I counted two hundred and five. They congealed into a creature as I placed them, my hands moving in time with the tide. As I lay down the last one, the water was already touching the first. I stepped back to admire my work; a full horse skeleton, galloping along the beach. The water licked tentatively at the bones, flowed back and sang softly to itself. Then it surged in again, wrapping around the pastern and cannon, tasting their longing to run, and loosening the sand that held them still. Slowly, the bones were sucked out to sea. When the water reached the skull, it began to flow black. Delighting in the movement, the small bones danced and swirled, staining the sea with strange ink. The dark water reached my feet. It filled my shoes and I stood immobile, eyes wide with wonder.

Where the water touched bone, it began to swell. The foam gathered, oily and slow, slick and sleek as sodden hair. And at that moment I understood. Just as the white horses prance above the waves, so the black horses dance below. Always in balance, leaping and diving, the bright spray and dark current, counting out the century slow heartbeat of the sea.

It had always been a fairy story; told late at night while the wind wailed around the clifftop cottage. My father rarely read books. Instead, he closed his eyes, and we were drawn close, into the small space of the armchair, which felt like a boat on the sea. My mother would smile and touch his hand with hers. She loved the story of the kelpie best, where he would lay aside his hooves to speak with a mortal woman.

All of the magic I had discounted as madness.

Salt stung in my eyes.
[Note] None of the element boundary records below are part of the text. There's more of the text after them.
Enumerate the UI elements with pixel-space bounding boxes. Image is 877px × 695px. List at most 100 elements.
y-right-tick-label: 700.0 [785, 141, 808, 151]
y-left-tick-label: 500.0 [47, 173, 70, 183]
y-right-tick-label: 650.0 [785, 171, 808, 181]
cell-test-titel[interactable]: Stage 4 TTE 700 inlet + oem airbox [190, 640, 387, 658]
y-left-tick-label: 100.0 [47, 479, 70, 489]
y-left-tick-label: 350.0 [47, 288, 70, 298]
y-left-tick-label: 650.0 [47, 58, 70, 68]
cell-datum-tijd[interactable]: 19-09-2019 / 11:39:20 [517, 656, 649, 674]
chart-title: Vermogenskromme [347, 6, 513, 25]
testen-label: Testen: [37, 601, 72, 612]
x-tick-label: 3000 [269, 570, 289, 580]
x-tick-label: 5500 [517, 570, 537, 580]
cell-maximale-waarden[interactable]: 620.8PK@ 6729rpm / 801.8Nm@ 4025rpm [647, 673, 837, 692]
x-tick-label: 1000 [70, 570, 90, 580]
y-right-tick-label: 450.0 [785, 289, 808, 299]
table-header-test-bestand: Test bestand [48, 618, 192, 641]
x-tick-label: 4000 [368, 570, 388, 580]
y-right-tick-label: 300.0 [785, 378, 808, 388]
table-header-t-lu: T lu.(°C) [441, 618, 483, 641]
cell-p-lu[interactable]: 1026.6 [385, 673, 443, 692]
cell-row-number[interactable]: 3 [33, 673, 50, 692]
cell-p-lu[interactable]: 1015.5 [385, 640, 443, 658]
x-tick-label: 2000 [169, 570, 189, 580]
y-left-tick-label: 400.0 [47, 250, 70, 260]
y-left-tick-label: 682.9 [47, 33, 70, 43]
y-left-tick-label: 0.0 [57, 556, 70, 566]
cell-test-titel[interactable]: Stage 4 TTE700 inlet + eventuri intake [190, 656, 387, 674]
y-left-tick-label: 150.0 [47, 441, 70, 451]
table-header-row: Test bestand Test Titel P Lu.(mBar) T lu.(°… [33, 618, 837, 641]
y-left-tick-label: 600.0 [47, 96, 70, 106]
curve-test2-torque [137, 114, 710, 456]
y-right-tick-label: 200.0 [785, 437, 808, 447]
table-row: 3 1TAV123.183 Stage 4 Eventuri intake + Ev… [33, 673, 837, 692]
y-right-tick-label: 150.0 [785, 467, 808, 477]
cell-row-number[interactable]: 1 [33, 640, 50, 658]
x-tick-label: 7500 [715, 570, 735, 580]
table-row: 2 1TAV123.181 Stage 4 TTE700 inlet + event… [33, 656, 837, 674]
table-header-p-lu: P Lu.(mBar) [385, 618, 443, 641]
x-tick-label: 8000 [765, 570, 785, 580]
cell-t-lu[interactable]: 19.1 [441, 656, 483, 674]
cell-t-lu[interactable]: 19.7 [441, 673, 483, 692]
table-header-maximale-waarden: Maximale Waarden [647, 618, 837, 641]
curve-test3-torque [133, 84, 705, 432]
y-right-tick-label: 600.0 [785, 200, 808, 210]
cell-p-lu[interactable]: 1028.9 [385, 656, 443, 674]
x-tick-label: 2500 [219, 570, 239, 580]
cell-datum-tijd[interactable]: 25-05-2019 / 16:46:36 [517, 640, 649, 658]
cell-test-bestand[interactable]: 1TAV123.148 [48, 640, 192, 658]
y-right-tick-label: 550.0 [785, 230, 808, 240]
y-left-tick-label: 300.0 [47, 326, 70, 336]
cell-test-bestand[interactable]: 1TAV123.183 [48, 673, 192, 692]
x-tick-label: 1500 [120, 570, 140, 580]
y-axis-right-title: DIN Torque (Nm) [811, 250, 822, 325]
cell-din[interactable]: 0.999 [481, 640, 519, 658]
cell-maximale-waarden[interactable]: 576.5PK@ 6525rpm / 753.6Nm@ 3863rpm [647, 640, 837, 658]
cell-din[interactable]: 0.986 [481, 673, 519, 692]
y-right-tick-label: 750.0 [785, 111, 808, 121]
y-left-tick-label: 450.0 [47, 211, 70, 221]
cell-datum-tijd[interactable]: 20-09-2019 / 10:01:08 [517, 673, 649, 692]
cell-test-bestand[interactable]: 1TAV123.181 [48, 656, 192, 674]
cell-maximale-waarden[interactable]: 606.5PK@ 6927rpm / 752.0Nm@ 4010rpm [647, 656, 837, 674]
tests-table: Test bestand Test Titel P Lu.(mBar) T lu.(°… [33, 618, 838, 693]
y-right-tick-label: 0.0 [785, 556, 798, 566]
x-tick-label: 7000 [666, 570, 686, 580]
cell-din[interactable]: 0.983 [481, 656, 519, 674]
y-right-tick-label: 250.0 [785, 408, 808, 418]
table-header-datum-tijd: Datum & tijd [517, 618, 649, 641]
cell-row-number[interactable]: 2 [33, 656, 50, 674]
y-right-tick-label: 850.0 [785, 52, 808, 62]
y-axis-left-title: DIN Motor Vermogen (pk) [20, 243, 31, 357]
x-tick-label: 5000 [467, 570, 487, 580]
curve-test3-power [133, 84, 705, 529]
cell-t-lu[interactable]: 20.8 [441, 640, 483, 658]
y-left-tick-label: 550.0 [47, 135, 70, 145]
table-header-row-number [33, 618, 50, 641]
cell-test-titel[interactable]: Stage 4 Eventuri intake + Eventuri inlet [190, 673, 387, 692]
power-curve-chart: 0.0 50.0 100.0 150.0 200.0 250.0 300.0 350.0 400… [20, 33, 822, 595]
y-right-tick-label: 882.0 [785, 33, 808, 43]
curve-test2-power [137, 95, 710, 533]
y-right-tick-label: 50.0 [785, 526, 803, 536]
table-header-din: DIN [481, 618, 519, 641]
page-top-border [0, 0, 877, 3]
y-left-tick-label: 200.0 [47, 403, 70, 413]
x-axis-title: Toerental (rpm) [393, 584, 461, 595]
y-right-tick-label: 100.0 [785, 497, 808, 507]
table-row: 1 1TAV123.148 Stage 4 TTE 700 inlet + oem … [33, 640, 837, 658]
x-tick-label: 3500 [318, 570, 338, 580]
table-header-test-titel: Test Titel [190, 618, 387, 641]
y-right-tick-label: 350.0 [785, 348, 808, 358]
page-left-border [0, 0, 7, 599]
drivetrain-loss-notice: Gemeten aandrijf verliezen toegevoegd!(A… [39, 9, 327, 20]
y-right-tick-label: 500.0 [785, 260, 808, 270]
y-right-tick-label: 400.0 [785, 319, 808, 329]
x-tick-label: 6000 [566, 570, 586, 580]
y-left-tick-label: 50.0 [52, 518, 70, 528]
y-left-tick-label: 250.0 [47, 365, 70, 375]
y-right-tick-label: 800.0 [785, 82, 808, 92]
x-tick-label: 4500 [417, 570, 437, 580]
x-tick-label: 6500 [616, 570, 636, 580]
I pulled the note from my pocket, smoothing out the creases on my hand. The paper caught in the wind and was snatched away, blowing across the water like an errant seabird, arcing and diving until it was lost in the skyline. I followed it until my vision grew too blurry. Then I turned around and dragged my soaked feet back up the beach. At the path I paused, wiped the tears from my eyes with my sleeve, and stole a final glance back at the water. The darkness had dispersed and the waves lapped steady and calm. A wild smile bloomed across my face.

“I am the sea,” I whispered to the wind, which carried my voice across the sand dunes and on to the secret caves in the depths of the cliff. “I am the sea,” I told the startled gulls and the creeping marram grass and the low, ragged gorse. “I am the sea,” I cried to the wide water, which answered with silence, and seaspray and the patient rhythm of the tide.